To date, DMSA scintigraphy is considered the standard imaging technique for the detection and evaluation of APN and renal scarring in children.4 At the time of acute infection, the area of low uptake of the tracer reflects the extent of inflammation and ischemia. It is estimated that 60% of patients with a febrile UTI have APN5,11–13; in our population, 59% of children presented APN documented with DMSA scans, which confirms that not all children with febrile UTIs have parenchymal localization of the infection.
In clinical practice, acute-phase reactants (ESR, CRP level, and WBC count) are commonly used in the attempt to differentiate between upper and lower UTIs. CRP levels have been shown to have good sensitivity but low specificity for the diagnosis of parenchymal infection.2,5 Recently, procalcitonin, a new marker for infection, has been shown to be better in discriminating febrile UTIs with renal involvement from those without such involvement and in predicting subsequent scars.14
In our study, CRP levels, among biological parameters, best correlated with renal involvement in the acute phase of UTI. Although mean CRP levels were higher for patients with renal localization of infection, there was a wide overlap of values between children with pathologic and normal DMSA scans, which confirms the low specificity of this parameter.
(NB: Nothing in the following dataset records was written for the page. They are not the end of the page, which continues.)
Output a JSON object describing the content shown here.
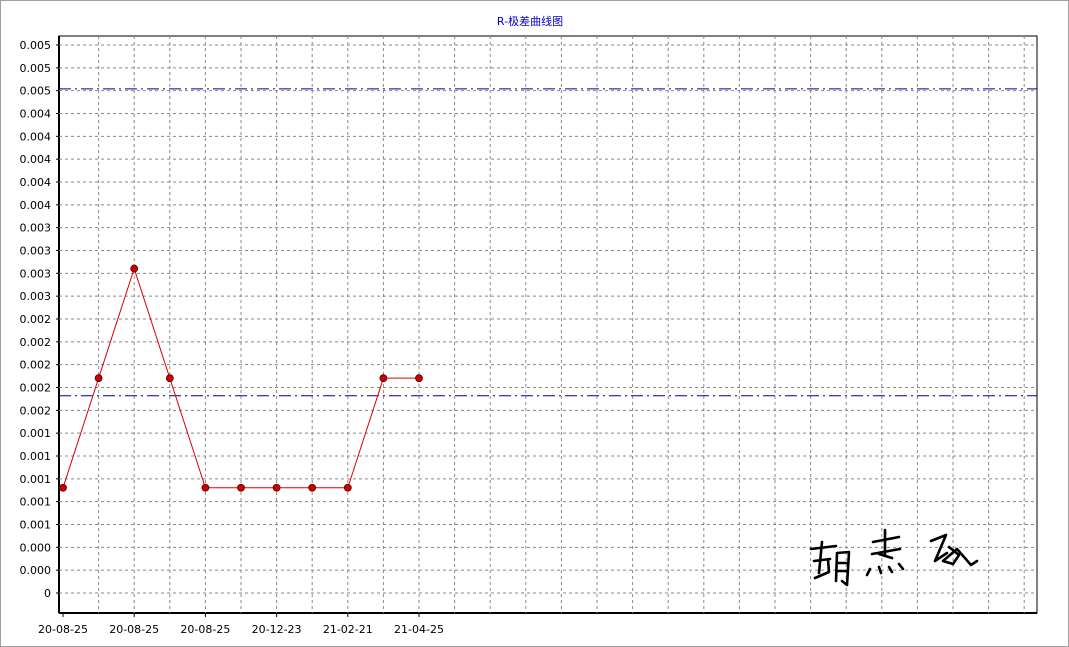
{
  "chart_data": {
    "type": "line",
    "title": "R-极差曲线图",
    "xlabel": "",
    "ylabel": "",
    "ylim": [
      0,
      0.005
    ],
    "y_tick_labels": [
      "0",
      "0.000",
      "0.000",
      "0.001",
      "0.001",
      "0.001",
      "0.001",
      "0.001",
      "0.002",
      "0.002",
      "0.002",
      "0.002",
      "0.002",
      "0.003",
      "0.003",
      "0.003",
      "0.003",
      "0.004",
      "0.004",
      "0.004",
      "0.004",
      "0.004",
      "0.005",
      "0.005",
      "0.005"
    ],
    "x_tick_labels": [
      "20-08-25",
      "20-08-25",
      "20-08-25",
      "20-12-23",
      "21-02-21",
      "21-04-25"
    ],
    "grid": true,
    "series": [
      {
        "values": [
          0.00096,
          0.00196,
          0.00296,
          0.00196,
          0.00096,
          0.00096,
          0.00096,
          0.00096,
          0.00096,
          0.00196,
          0.00196
        ],
        "color": "#dd0000",
        "marker_color": "#cc0000"
      }
    ],
    "control_limits": [
      {
        "value": 0.0046,
        "color": "#000099",
        "style": "dash-dot"
      },
      {
        "value": 0.0018,
        "color": "#000099",
        "style": "dash-dot"
      }
    ],
    "signature": "胡杰红"
  }
}
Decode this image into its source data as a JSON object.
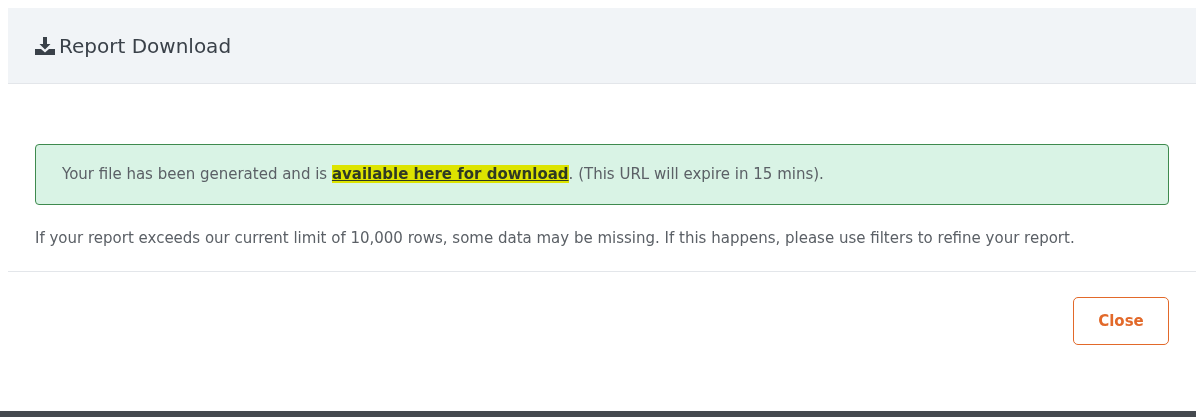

All DMSA scans were pathologic only in the group of patients with CRP levels of >200 mg/L (data not shown).
Many studies have clearly demonstrated that VUR is not a prerequisite for renal involvement among children with febrile UTIs and that renal scarring can be observed even without VUR.5,8,12,13,15,16 In our study, although the presence of VUR was associated with increased risk of renal lesions in the acute phase of UTI (OR: 2.02; P = .02), 61% of children with positive early DMSA scan results had no VUR. The results confirm that a large proportion of febrile UTIs, as documented with acute DMSA scans, occur in the absence of VUR. In identifying renal involvement during febrile UTIs, fever showed a correlation with APN; in particular, high-grade fever (
39.5°C) was revealed to be the best marker of APN (OR: 14.17; P = .01).
The renal damage from the initial insult of APN leads to the development of an irreversible renal scar in 40% to 60% of affected children.17–19 In our study population, the incidence of renal scars was 35%. This may be underestimated, because not all children underwent repeat DMSA scanning. In our experience, parents of children with important lesions on DMSA scans during febrile UTIs rarely refuse consent for repeat renal scanning for detection of scarring. It is likely that we missed only patients with minor lesions on acute scans that probably would not show a scar on the follow-up DMSA scans.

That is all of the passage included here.